For a driver with his experience and pedigree, it would be patronizing to hail Sato finishing behind a pair of rookies (Mikhail Aleshin in P16 and Jack Hawksworth in P17) as anything other than a disaster, and if my tone sounds a bit harsh, keep in mind the only other full-time drivers he finished ahead of in the standings were Graham Rahal, another rookie in Carlos Huertas, and Sebastian Saavedra.
Sato is one of the nicest guys you’ll meet, and on his day – and history has shown those days are rarities – he’s a genuine threat to finish inside the top-6. But at 37 (he’ll turn 38 in January), what’s the upside? This isn’t a kid like Carlos Munoz or Sage Karam who deserves a bit of patience as he matures and learns his craft. He deserves to be graded on a tougher curve, and with all of his experience in mind, it’s sad to think he was beaten in the championship by 23-year-old Hawksworth who, like Sato, drove for a single-car team, had the same Honda engines, yet did it all on a shoestring budget. And missed a race.
With up-and-coming talent like JR Hildebrand, Luca Filippi, Conor Daly and others desperately trying to land a drive in IndyCar, and proven winners like Justin Wilson and Ryan Briscoe just a phone call away, Sato’s days at A.J. Foyt Racing need to come to an end. There are simply better drivers, both proven and based on potential, on the marketplace, and Sato’s numbers don’t lie.
He was 21st as an IndyCar rookie, 13th as a sophomore, 14th in Year 3, 17th in Year 4 and 18th in Year 5. That’s a trend, folks, and it points in the wrong direction. Think something is going to change in Year 6?
I’d welcome Sato’s continued presence in the series – at a different team and after paying for the seat – because he’s done nothing to show he deserves a prized ride that comes with a salary. If he goes, IndyCar also loses about 25 percent of its travelling media corps from Japan (not kidding), and that’s the last thing I want to see happen.
It’s no surprise the Foyt team went after Hawksworth to fill its second seat next year, but if Sato’s contract is picked up, I fear someone has gone insane down in Texas.
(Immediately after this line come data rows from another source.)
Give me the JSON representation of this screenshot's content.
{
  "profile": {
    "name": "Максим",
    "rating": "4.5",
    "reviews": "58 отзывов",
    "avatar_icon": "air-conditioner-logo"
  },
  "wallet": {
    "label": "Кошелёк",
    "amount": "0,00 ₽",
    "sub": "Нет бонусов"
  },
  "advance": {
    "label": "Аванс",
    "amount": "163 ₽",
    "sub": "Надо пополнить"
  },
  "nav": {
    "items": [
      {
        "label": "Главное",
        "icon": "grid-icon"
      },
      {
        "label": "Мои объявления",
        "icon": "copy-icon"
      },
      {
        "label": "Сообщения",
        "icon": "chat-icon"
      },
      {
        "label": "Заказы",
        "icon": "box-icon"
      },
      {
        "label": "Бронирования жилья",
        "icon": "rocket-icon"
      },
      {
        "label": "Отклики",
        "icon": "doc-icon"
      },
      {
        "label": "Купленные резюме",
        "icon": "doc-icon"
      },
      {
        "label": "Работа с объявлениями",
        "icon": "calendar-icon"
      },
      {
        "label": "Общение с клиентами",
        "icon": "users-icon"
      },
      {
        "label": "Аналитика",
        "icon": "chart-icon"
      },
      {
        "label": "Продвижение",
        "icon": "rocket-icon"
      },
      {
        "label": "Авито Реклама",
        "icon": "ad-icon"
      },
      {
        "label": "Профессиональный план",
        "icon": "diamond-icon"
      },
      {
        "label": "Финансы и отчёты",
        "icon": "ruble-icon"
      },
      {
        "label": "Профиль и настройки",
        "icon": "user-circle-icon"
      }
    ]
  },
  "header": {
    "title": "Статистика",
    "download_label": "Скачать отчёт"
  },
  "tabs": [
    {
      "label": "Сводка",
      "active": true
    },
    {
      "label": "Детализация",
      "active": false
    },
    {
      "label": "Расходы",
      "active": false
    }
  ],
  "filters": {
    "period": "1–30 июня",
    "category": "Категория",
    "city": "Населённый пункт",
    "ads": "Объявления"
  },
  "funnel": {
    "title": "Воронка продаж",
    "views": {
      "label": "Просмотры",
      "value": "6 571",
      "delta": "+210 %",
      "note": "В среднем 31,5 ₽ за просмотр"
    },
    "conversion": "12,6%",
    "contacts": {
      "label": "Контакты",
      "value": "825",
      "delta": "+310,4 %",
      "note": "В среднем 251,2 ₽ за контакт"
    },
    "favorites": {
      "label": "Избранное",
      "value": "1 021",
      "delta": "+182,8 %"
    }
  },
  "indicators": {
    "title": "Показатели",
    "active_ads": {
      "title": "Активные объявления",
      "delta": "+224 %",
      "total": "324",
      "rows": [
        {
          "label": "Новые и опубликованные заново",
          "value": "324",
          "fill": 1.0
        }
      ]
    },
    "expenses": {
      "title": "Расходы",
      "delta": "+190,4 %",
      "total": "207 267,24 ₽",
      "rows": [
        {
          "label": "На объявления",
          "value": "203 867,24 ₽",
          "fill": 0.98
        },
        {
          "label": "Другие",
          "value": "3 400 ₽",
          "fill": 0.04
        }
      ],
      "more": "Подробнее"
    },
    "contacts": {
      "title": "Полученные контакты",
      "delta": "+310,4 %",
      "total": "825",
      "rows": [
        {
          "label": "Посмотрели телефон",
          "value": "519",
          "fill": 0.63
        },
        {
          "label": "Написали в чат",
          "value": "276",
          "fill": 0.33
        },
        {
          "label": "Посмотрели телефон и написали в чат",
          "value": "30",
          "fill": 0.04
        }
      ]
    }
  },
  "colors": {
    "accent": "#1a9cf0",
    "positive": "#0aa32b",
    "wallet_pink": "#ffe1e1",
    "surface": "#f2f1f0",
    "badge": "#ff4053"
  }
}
With one of the few paying seats to offer in the IndyCar Series, the good folks at Foyt deserve more for their money.
David Malsher says…
It may have been an under-the-radar year for Takuma Sato in terms of results but in a way, this was exactly the season he needed. Sure, there were no great highs, but on the other hand, he wasn’t the de facto man to blame in one-, two- or multi-car incidents. Which doesn’t mean he wasn’t involved in some, but that’s what comes of a season when you’re on a single-car team fighting four Ganassi, four Andretti and three Penske cars.
That meant that on weekends when Sato and A.J. Foyt Racing started out struggling, they stayed struggling…unless the driver pulled some Sato magic from his bag of tricks. So Taku would often start midfield, where so many contretemps begin, and would quite often be the innocent victim.
There were times when he was too tough for his own good – I still cringe at some of the chances he took on a wet Houston track, for instance – but if you get away with such maneuvers, it has to be a sign of good judgment, right? And I’d hate to see a quelling of the enthusiasm, self-confidence and snappy car control that earned Sato pole at Detroit 2 and St. Petersburg. But from the team’s perspective, three top-six finishes in the final five races were more important, as they showed Taku to be a man who could go fast without overreaching himself or straying too far beyond the capabilities of the car. He deserves to retain his seat at A.J. Foyt Racing.